Perjanjian itu muncul di tengah laporan sekitar 11.000 tentara Korea Utara dikerahkan untuk berperang dalam perang Rusia melawan Ukraina.

Korea Utara telah meratifikasi perjanjian pertahanan bersama yang bersejarah dengan Rusia, media pemerintah mengumumkan, seiring dengan meningkatnya kekhawatiran internasional atas peningkatan kerja sama militer antara Moskow dan Pyongyang.

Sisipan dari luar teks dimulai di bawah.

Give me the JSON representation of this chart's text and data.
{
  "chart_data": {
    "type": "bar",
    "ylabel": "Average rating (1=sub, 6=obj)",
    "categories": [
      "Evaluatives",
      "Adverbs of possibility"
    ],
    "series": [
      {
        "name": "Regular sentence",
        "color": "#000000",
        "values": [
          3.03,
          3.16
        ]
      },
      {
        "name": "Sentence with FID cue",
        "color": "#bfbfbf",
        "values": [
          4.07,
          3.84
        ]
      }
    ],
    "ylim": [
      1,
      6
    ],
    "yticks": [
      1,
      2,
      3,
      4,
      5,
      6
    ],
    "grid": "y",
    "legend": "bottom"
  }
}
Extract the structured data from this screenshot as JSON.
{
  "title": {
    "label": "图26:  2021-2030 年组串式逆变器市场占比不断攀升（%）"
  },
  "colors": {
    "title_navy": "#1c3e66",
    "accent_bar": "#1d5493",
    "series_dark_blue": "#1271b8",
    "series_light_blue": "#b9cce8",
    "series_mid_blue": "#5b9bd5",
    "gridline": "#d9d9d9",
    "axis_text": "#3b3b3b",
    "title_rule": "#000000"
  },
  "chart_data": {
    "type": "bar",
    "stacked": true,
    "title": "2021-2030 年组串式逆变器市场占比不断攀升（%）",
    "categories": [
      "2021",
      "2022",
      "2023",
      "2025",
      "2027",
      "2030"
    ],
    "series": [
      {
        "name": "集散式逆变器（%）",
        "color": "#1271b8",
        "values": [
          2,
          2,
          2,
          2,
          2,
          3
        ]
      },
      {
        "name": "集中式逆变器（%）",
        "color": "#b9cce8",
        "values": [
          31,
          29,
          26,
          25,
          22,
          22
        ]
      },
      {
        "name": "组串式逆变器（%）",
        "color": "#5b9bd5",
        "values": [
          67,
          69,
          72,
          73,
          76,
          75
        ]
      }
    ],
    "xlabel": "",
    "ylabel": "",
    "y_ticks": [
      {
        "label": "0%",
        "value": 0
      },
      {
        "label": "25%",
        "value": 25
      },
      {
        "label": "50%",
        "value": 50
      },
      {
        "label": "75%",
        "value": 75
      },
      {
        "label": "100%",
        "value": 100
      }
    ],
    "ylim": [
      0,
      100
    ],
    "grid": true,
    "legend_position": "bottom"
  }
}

Kim Jong Un, pemimpin Republik Demokratik Rakyat Korea – nama resmi Korea Utara – menandatangani dekrit untuk meratifikasi Perjanjian Kemitraan Strategis Komprehensif dengan Rusia pada hari Senin. Perjanjian tersebut akan mulai berlaku ketika kedua belah pihak bertukar instrumen ratifikasi, menurut kantor berita resmi Korea Utara KCNA.

Perjanjian tersebut, yang pertama kali ditandatangani di Pyongyang pada 19 Juni saat kunjungan kenegaraan Presiden Rusia Vladimir Putin, mewajibkan kedua negara untuk segera memberikan bantuan militer satu sama lain, menggunakan “segala cara” yang diperlukan, jika ada untuk menghadapi “agresi”.

Ketika dia menyetujui perjanjian dengan Putin pada bulan Juni, Kim memuji perjanjian tersebut sebagai sebuah langkah menuju peningkatan hubungan bilateral antara kedua negara dan menggambarkan perjanjian militer tersebut sebagai sesuatu yang mirip dengan “aliansi” antara Rusia dan Korea Utara.

Kim Jong Un tersenyum sambil duduk di kursi penumpang sementara Vladimir Putin mengemudikan Aurus
Pemimpin Korea Utara Kim Jong Un, kiri, dan Presiden Rusia Vladimir Putin, kanan, mengendarai mobil Aurus di Pyongyang, Korea Utara, dalam gambar yang dirilis oleh Kantor Berita Pusat Korea pada 20 Juni 2024 (KCNA via Reuters)

Parlemen Rusia meratifikasi perjanjian tersebut pada 6 November, di tengah-tengah

berbulan-bulan peningkatan kerja sama keamanan dengan Korea Utara, termasuk dugaan transfer senjata ke Rusia dan pengerahan ribuan tentara Korea Utara untuk mendukung perang Rusia di Ukraina.

Intelijen Korea Selatan, AS, dan Ukraina mengatakan setidaknya 11.000 tentara Korea Utara dikirim untuk berperang di garis depan melawan pasukan Ukraina. Sebagian besar pasukan Korea Utara telah dikirim ke wilayah Kursk di Rusia, yang sebagian berada di bawah kendali Ukraina sejak serangan mendadak Kiev ke wilayah Rusia pada bulan Agustus.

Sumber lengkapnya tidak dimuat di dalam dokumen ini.